1. An image duplicate checking method is characterized by comprising the following steps:

acquiring an image to be checked;

2. The image duplicate checking method according to claim 1, wherein the step of determining, by the vector similarity search engine, an image set whose similarity to the feature vector of the image to be checked satisfies a preset condition from all images stored in a preset image database specifically includes:

generating, by the vector similarity search engine, a first similarity between each image in the image database and the image to be duplicate checked based on euclidean distances between the respective corresponding feature vectors of each image in the image database and the image to be duplicate checked;

sequencing all the first similarity according to the numerical order from large to small to obtain corresponding sequencing results;

and taking all the target images as the image set.
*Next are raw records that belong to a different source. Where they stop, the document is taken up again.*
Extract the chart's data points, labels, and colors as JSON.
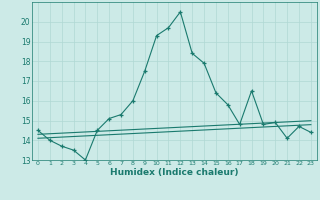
{
  "xlabel": "Humidex (Indice chaleur)",
  "x": [
    0,
    1,
    2,
    3,
    4,
    5,
    6,
    7,
    8,
    9,
    10,
    11,
    12,
    13,
    14,
    15,
    16,
    17,
    18,
    19,
    20,
    21,
    22,
    23
  ],
  "y_main": [
    14.5,
    14.0,
    13.7,
    13.5,
    13.0,
    14.5,
    15.1,
    15.3,
    16.0,
    17.5,
    19.3,
    19.7,
    20.5,
    18.4,
    17.9,
    16.4,
    15.8,
    14.8,
    16.5,
    14.8,
    14.9,
    14.1,
    14.7,
    14.4
  ],
  "y_line1": [
    14.1,
    14.13,
    14.16,
    14.19,
    14.22,
    14.25,
    14.28,
    14.31,
    14.34,
    14.37,
    14.4,
    14.43,
    14.46,
    14.49,
    14.52,
    14.55,
    14.58,
    14.61,
    14.64,
    14.67,
    14.7,
    14.73,
    14.76,
    14.79
  ],
  "y_line2": [
    14.3,
    14.33,
    14.36,
    14.39,
    14.42,
    14.45,
    14.48,
    14.51,
    14.54,
    14.57,
    14.6,
    14.63,
    14.66,
    14.69,
    14.72,
    14.75,
    14.78,
    14.81,
    14.84,
    14.87,
    14.9,
    14.93,
    14.96,
    14.99
  ],
  "ylim": [
    13,
    21
  ],
  "yticks": [
    13,
    14,
    15,
    16,
    17,
    18,
    19,
    20
  ],
  "xticks": [
    0,
    1,
    2,
    3,
    4,
    5,
    6,
    7,
    8,
    9,
    10,
    11,
    12,
    13,
    14,
    15,
    16,
    17,
    18,
    19,
    20,
    21,
    22,
    23
  ],
  "line_color": "#1a7a6e",
  "bg_color": "#cceae7",
  "grid_color": "#b0d8d4"
}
3. The image duplicate checking method according to claim 1, wherein the step of performing image registration on the image to be checked and the image set based on the scale-invariant feature transform algorithm to obtain a registration result of the image to be checked and the image set specifically comprises:

4. The image duplicate checking method according to claim 3, wherein the step of generating the registration result of the image to be checked and the image set based on all the second similarities specifically comprises:

acquiring a preset similarity threshold;

5. The image duplicate checking method according to claim 1, wherein the step of extracting features of the image to be checked based on a preset convolutional neural network to obtain a feature vector of the image to be checked specifically comprises:

6. The image duplication checking method of claim 1, further comprising, after the step of obtaining the duplicate image to be checked:

7. The image duplication checking method of claim 6, wherein the step of generating the underwriting evaluation result of the subject matter based on the self-factor evaluation value and the environment-factor evaluation value specifically includes:

acquiring a first preset weight corresponding to the self factor evaluation value; and the number of the first and second groups,

8. An image duplicate checking device, comprising:

the first acquisition module is used for acquiring an image to be checked;

the extraction module is used for extracting the features of the image to be checked based on a preset convolutional neural network to obtain the feature vector of the image to be checked;

the determining module is used for determining an image set which has similarity with the feature vector of the image to be checked and meets a preset condition from all images stored in a preset image database based on a vector similarity search engine;

the processing module is used for carrying out image registration on the image to be subjected to image duplication checking and the image set based on a scale-invariant feature transformation algorithm to obtain a registration result of the image to be subjected to image duplication checking and the image set;

and the first generation module is used for generating a duplicate checking result of the image to be checked based on the registration result.

9. A computer device comprising a memory having computer readable instructions stored therein and a processor which when executed implements the steps of the image duplication checking method of any one of claims 1 to 7.

10. A computer-readable storage medium, having computer-readable instructions stored thereon, which, when executed by a processor, implement the steps of the image duplication checking method according to any one of claims 1 to 7.